Courses
Graduate
Education 819: Studies in Teacher-Student Interaction
Northrop Frye suggests that two of the responsibilities of the educated imagination are to understand and be understood. This course embraces that belief. It will focus on the use of psychological type to both understand the self and other; and to develop skill in being understood...
Education 832: The Art and Discipline of Writing and Teaching Writing
Through narrative inquiry and traditional study, students develop a deep understanding of and appreciation for and ability to access composition as an artistic experience and a teachable craft which promotes self-understanding and influences how others appraise one's worth.
This course is taught alternately for Arts Education Students and Curriculum and Instruction Students. It is compulsory for Arts students and an elective for Curriculum students.
In the C and I offering, this course is open to and useful for all graduate students engaged in the task of professional writing (thesis, articles, grants). .
Education 850: Creativity and Education
This course would be useful for artists who want to understand their own artistic process; teachers who want to increase their ability to foster creativity in the classroom; students earning a
Master’s Degree in the Fine Arts program; anyone wanting to hone their writing skills.
Education 944: Aesthetic Ways of Knowing and Education
This course explores, critically, the historical and emergent role and responsibility of the arts in human development, learning and personal transformation. Aesthetic ways of knowing with a focus on metaphor, imagination and archetype are examined together with various Indigenous and cultural perspectives. The course will consider how differing conceptions of art and the work of artists can influence and have value for education and society, and in particular for arts education and educational researchers.

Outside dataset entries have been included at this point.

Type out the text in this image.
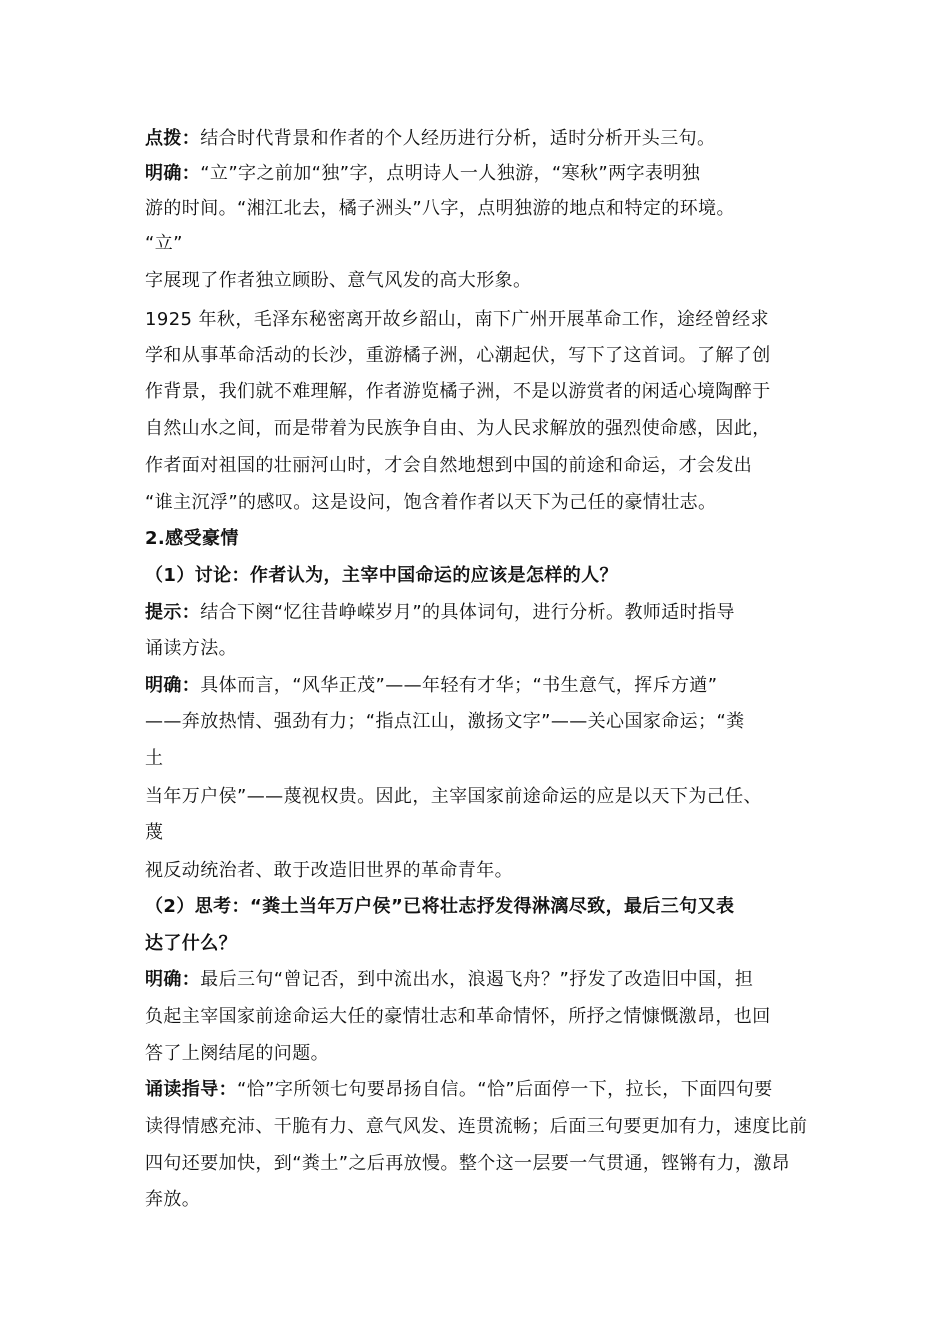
点拨：结合时代背景和作者的个人经历进行分析，适时分析开头三句。
明确：“立”字之前加“独”字，点明诗人一人独游，“寒秋”两字表明独
游的时间。“湘江北去，橘子洲头”八字，点明独游的地点和特定的环境。
“立”
字展现了作者独立顾盼、意气风发的高大形象。
1925 年秋，毛泽东秘密离开故乡韶山，南下广州开展革命工作，途经曾经求
学和从事革命活动的长沙，重游橘子洲，心潮起伏，写下了这首词。了解了创
作背景，我们就不难理解，作者游览橘子洲，不是以游赏者的闲适心境陶醉于
自然山水之间，而是带着为民族争自由、为人民求解放的强烈使命感，因此，
作者面对祖国的壮丽河山时，才会自然地想到中国的前途和命运，才会发出
“谁主沉浮”的感叹。这是设问，饱含着作者以天下为己任的豪情壮志。
2.感受豪情
（1）讨论：作者认为，主宰中国命运的应该是怎样的人？
提示：结合下阕“忆往昔峥嵘岁月”的具体词句，进行分析。教师适时指导
诵读方法。
明确：具体而言，“风华正茂”——年轻有才华；“书生意气，挥斥方遒”
——奔放热情、强劲有力；“指点江山，激扬文字”——关心国家命运；“粪
土
当年万户侯”——蔑视权贵。因此，主宰国家前途命运的应是以天下为己任、
蔑
视反动统治者、敢于改造旧世界的革命青年。
（2）思考：“粪土当年万户侯”已将壮志抒发得淋漓尽致，最后三句又表
达了什么？
明确：最后三句“曾记否，到中流出水，浪遏飞舟？”抒发了改造旧中国，担
负起主宰国家前途命运大任的豪情壮志和革命情怀，所抒之情慷慨激昂，也回
答了上阕结尾的问题。
诵读指导：“恰”字所领七句要昂扬自信。“恰”后面停一下，拉长，下面四句要
读得情感充沛、干脆有力、意气风发、连贯流畅；后面三句要更加有力，速度比前
四句还要加快，到“粪土”之后再放慢。整个这一层要一气贯通，铿锵有力，激昂
奔放。
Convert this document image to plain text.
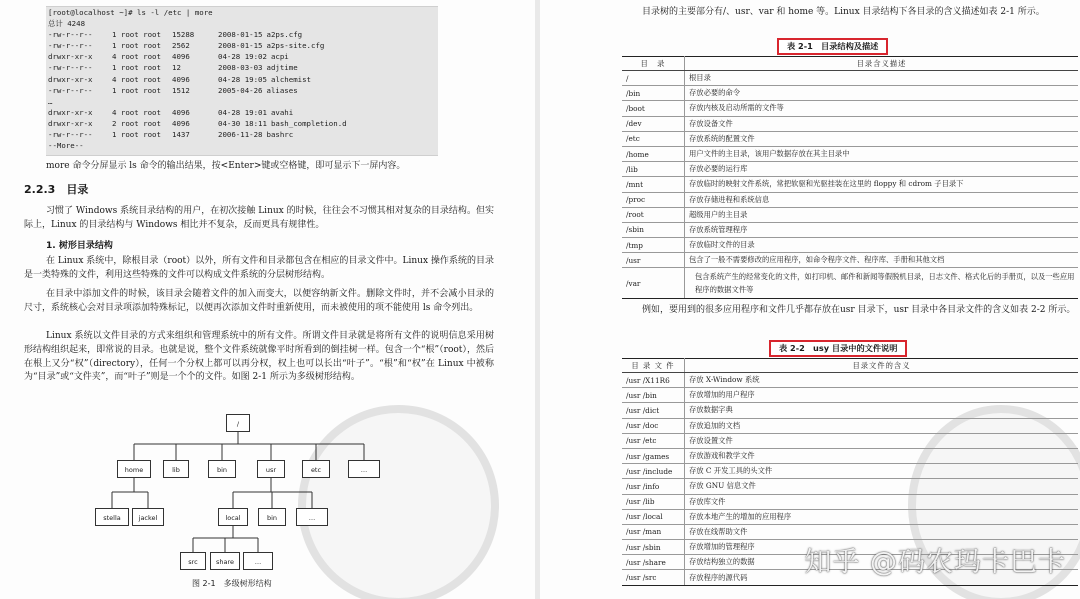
[root@localhost ~]# ls -l /etc | more
总计 4248
-rw-r--r--	1 root root	15288	2008-01-15 a2ps.cfg
-rw-r--r--	1 root root	2562	2008-01-15 a2ps-site.cfg
drwxr-xr-x	4 root root	4096	04-28 19:02 acpi
-rw-r--r--	1 root root	12	2008-03-03 adjtime
drwxr-xr-x	4 root root	4096	04-28 19:05 alchemist
-rw-r--r--	1 root root	1512	2005-04-26 aliases
…
drwxr-xr-x	4 root root	4096	04-28 19:01 avahi
drwxr-xr-x	2 root root	4096	04-30 18:11 bash_completion.d
-rw-r--r--	1 root root	1437	2006-11-28 bashrc
--More--

more 命令分屏显示 ls 命令的输出结果，按<Enter>键或空格键，即可显示下一屏内容。

2.2.3　目录

习惯了 Windows 系统目录结构的用户，在初次接触 Linux 的时候，往往会不习惯其相对复杂的目录结构。但实际上，Linux 的目录结构与 Windows 相比并不复杂，反而更具有规律性。

1. 树形目录结构

在 Linux 系统中，除根目录（root）以外，所有文件和目录都包含在相应的目录文件中。Linux 操作系统的目录是一类特殊的文件，利用这些特殊的文件可以构成文件系统的分层树形结构。

在目录中添加文件的时候，该目录会随着文件的加入而变大，以便容纳新文件。删除文件时，并不会减小目录的尺寸，系统核心会对目录项添加特殊标记，以便再次添加文件时重新使用，而未被使用的项不能使用 ls 命令列出。

Linux 系统以文件目录的方式来组织和管理系统中的所有文件。所谓文件目录就是将所有文件的说明信息采用树形结构组织起来，即常说的目录。也就是说，整个文件系统就像平时所看到的倒挂树一样。包含一个“根”（root），然后在根上又分“权”（directory），任何一个分权上都可以再分权，权上也可以长出“叶子”。“根”和“权”在 Linux 中被称为“目录”或“文件夹”，而“叶子”则是一个个的文件。如图 2-1 所示为多级树形结构。

/
home	lib	bin	usr	etc	…
stella	jackel	local	bin	…
src	share	…
图 2-1　多级树形结构

目录树的主要部分有/、usr、var 和 home 等。Linux 目录结构下各目录的含义描述如表 2-1 所示。

表 2-1　目录结构及描述
目　录	目录含义描述
/	根目录
/bin	存放必要的命令
/boot	存放内核及启动所需的文件等
/dev	存放设备文件
/etc	存放系统的配置文件
/home	用户文件的主目录，该用户数据存放在其主目录中
/lib	存放必要的运行库
/mnt	存放临时的映射文件系统，常把软驱和光驱挂装在这里的 floppy 和 cdrom 子目录下
/proc	存放存储进程和系统信息
/root	超级用户的主目录
/sbin	存放系统管理程序
/tmp	存放临时文件的目录
/usr	包含了一般不需要修改的应用程序，如命令程序文件、程序库、手册和其他文档
/var	包含系统产生的经常变化的文件，如打印机、邮件和新闻等假脱机目录，日志文件、格式化后的手册页，以及一些应用程序的数据文件等

例如，要用到的很多应用程序和文件几乎都存放在usr 目录下，usr 目录中各目录文件的含义如表 2-2 所示。

表 2-2　usy 目录中的文件说明
目 录 文 件	目录文件的含义
/usr /X11R6	存放 X-Window 系统
/usr /bin	存放增加的用户程序
/usr /dict	存放数据字典
/usr /doc	存放追加的文档
/usr /etc	存放设置文件
/usr /games	存放游戏和教学文件
/usr /include	存放 C 开发工具的头文件
/usr /info	存放 GNU 信息文件
/usr /lib	存放库文件
/usr /local	存放本地产生的增加的应用程序
/usr /man	存放在线帮助文件
/usr /sbin	存放增加的管理程序
/usr /share	存放结构独立的数据
/usr /src	存放程序的源代码 知乎 @码农玛卡巴卡
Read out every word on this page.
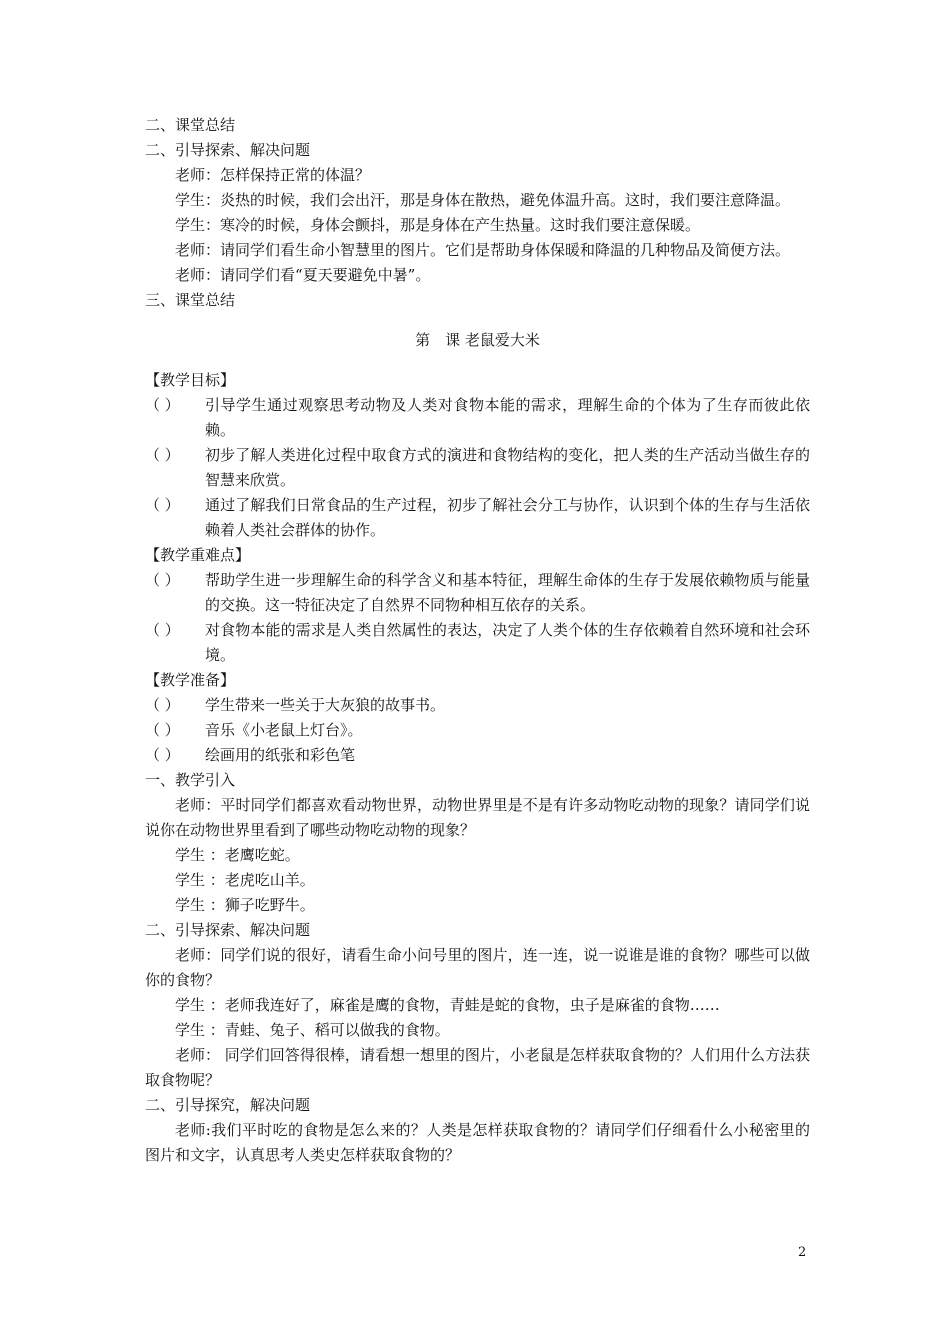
二、课堂总结

二、引导探索、解决问题

老师：怎样保持正常的体温？

学生：炎热的时候，我们会出汗，那是身体在散热，避免体温升高。这时，我们要注意降温。

学生：寒冷的时候，身体会颤抖，那是身体在产生热量。这时我们要注意保暖。

老师：请同学们看生命小智慧里的图片。它们是帮助身体保暖和降温的几种物品及简便方法。

老师：请同学们看“夏天要避免中暑”。

三、课堂总结

第　课 老鼠爱大米

【教学目标】

（ ）	引导学生通过观察思考动物及人类对食物本能的需求，理解生命的个体为了生存而彼此依赖。
（ ）	初步了解人类进化过程中取食方式的演进和食物结构的变化，把人类的生产活动当做生存的智慧来欣赏。
（ ）	通过了解我们日常食品的生产过程，初步了解社会分工与协作，认识到个体的生存与生活依赖着人类社会群体的协作。

【教学重难点】

（ ）	帮助学生进一步理解生命的科学含义和基本特征，理解生命体的生存于发展依赖物质与能量的交换。这一特征决定了自然界不同物种相互依存的关系。
（ ）	对食物本能的需求是人类自然属性的表达，决定了人类个体的生存依赖着自然环境和社会环境。

【教学准备】

（ ）	学生带来一些关于大灰狼的故事书。
（ ）	音乐《小老鼠上灯台》。
（ ）	绘画用的纸张和彩色笔

一、教学引入

老师：平时同学们都喜欢看动物世界，动物世界里是不是有许多动物吃动物的现象？请同学们说说你在动物世界里看到了哪些动物吃动物的现象？

学生 ：老鹰吃蛇。

学生 ：老虎吃山羊。

学生 ：狮子吃野牛。

二、引导探索、解决问题

老师：同学们说的很好，请看生命小问号里的图片，连一连，说一说谁是谁的食物？哪些可以做你的食物？

学生 ：老师我连好了，麻雀是鹰的食物，青蛙是蛇的食物，虫子是麻雀的食物……

学生 ：青蛙、兔子、稻可以做我的食物。

老师： 同学们回答得很棒，请看想一想里的图片，小老鼠是怎样获取食物的？人们用什么方法获取食物呢？

二、引导探究，解决问题

老师:我们平时吃的食物是怎么来的？人类是怎样获取食物的？请同学们仔细看什么小秘密里的图片和文字，认真思考人类史怎样获取食物的？

2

New Course as part of the new PhD Program in Arts Education to begin spring of 2011: Cultural, Indigenous and Epistemological Perspectives in the Arts and Arts Education
This course explores the historical and emergent role and responsibility of the arts in human development, learning and personal transformation. It examines aesthetic ways of knowing, being and doing with focus on metaphor, imagination and archetype. Indigenous perspectives will be explored examining the arts as pedagogue, physician and priest. A study of how differing perspectives of art have influenced education and society, historically and presently, with an attempt to answer the question: "what are the vapors of influence in art for us as artists/educators/researchers?"